Bref... les merveilleuses avantures de M. Viaud sont imaginaires et comme le souligne Christian Angelet dans son Recueil de préfaces de romans du XVIIIe siècle: 1751-1800 (Société française d'étude du XVIIIe siècle), elles présentent tous les stéréotypes des romans maritimes de l'époque, à commencer justement par le cannibalisme. Le texte de Pierre Viaud est d'ailleurs assez proche de La vie et les aventures de Peter Wilkins de Paltock (paru en 1751) et que Dubois-Fontanelle a probablement pu lire, mais là, c'est une autre belle histoire....
Le naufrage et les avantures de Pierre Viaud, sans être très rare, n'est pas ouvrage courant, et vous l'avez compris, est d'une lecture intéressante pour les amateurs de voyage et de romans du 18ème.
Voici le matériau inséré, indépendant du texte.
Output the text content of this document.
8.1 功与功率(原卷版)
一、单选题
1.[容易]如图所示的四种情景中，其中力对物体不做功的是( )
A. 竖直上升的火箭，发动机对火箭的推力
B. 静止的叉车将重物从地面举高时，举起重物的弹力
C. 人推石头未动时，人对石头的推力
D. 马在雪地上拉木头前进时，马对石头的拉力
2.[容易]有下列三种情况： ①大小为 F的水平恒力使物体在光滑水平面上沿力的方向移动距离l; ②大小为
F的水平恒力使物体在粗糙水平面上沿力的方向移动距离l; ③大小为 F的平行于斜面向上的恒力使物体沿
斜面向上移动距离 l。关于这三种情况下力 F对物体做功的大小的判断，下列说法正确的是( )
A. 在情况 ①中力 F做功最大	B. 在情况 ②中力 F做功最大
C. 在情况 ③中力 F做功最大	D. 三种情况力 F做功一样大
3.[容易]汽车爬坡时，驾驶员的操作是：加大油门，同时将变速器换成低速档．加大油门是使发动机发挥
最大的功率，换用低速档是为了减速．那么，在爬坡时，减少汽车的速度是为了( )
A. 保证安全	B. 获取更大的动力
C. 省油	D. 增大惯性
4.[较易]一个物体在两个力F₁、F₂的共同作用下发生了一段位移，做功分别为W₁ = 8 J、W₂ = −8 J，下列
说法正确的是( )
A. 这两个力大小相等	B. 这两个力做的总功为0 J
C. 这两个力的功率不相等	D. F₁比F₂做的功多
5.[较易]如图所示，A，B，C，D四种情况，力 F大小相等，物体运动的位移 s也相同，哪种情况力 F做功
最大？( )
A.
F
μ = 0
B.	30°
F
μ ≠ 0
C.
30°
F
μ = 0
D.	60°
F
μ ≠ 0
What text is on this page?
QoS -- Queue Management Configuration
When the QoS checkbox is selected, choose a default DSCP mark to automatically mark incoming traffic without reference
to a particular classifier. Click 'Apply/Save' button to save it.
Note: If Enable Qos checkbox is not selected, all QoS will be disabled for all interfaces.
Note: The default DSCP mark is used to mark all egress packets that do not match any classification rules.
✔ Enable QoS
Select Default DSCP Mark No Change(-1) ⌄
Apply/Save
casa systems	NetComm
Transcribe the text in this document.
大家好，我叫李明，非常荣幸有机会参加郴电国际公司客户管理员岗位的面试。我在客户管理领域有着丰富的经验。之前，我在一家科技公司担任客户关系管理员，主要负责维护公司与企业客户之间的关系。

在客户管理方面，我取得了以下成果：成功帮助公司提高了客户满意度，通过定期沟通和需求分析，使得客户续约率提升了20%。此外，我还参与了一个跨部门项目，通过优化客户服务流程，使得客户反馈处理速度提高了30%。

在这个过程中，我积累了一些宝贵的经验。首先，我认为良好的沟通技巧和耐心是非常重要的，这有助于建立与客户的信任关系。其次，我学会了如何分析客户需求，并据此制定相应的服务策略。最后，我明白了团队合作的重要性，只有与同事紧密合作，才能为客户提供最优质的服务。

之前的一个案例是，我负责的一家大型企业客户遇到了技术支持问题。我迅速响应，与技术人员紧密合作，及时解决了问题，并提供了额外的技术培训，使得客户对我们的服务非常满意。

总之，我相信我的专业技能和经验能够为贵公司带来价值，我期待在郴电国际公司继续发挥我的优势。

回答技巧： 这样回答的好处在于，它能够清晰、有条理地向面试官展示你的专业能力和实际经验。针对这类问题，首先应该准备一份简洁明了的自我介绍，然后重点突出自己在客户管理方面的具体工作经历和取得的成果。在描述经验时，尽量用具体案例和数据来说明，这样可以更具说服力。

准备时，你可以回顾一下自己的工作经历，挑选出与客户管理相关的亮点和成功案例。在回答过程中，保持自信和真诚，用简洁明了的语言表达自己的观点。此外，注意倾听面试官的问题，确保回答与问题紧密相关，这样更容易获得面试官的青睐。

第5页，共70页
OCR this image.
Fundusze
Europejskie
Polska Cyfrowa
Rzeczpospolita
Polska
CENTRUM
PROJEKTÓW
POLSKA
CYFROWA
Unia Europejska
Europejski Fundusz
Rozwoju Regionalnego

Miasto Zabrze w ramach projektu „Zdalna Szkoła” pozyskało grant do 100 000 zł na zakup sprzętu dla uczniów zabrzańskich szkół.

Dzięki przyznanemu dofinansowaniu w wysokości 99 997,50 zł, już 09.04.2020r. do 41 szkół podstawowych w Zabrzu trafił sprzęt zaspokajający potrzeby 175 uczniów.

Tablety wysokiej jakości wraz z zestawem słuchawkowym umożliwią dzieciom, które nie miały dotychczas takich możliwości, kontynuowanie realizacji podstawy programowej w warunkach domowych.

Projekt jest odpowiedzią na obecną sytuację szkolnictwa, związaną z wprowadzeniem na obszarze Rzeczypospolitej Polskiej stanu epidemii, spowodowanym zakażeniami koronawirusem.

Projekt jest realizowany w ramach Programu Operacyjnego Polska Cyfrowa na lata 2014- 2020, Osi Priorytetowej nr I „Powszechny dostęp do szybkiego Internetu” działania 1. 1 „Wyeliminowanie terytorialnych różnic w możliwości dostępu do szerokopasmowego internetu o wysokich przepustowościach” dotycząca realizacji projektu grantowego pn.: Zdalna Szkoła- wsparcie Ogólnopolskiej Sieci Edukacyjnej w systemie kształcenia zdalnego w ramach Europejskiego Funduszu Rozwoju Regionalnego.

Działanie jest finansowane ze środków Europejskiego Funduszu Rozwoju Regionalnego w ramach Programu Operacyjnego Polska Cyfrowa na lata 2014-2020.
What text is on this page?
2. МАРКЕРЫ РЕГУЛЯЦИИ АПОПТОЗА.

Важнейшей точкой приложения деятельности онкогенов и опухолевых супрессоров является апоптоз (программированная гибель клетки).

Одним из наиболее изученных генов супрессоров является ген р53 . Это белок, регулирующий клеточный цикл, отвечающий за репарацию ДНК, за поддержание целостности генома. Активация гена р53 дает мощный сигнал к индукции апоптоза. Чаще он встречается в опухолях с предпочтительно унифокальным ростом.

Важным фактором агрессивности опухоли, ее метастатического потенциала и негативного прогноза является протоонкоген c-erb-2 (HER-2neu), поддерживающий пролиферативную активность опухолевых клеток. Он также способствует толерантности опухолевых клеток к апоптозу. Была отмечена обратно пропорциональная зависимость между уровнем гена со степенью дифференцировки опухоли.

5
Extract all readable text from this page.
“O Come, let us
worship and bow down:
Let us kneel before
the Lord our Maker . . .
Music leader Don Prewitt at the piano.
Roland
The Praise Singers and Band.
Mon ouvrage est dans un état correct mais démontre en tout cas que l'on peut aussi aimer les cartonnages d'époque, surtout quand le doreur a fait les efforts nécessaires pour que la pièce de titre soit finalement très bien exécutée.

H

8 commentaires:

  1. Chèr(e)s ami(e)s bibliophiles, je suis à la recherche de l'auteur de la citation suivante, et de son texte exact, que je cite seulement de mémoire : "je ne veux pas que mes livres aillent dormir dans les rayons d'un musée, mais qu'ils soient dispersés au feu du marteau, et aillent rejoindre les bibliothèques d'autres passionnés qui sauront les aimer" (je suis vraiment très loin du texte exact, mais ceux qui savent auront reconnu !). Auteur, un des frères Goncourt ? Merci d'avance. Pour info, c'est pour l'inclure dans un article que je prépare pour le blog, dans l'interview d'un grand bibliophile, qui a précisément donné sa bibliothèque à un musée.
    Merci, et bonne fin de dimanche, pluvieux en ce qui me concerne. Benoît.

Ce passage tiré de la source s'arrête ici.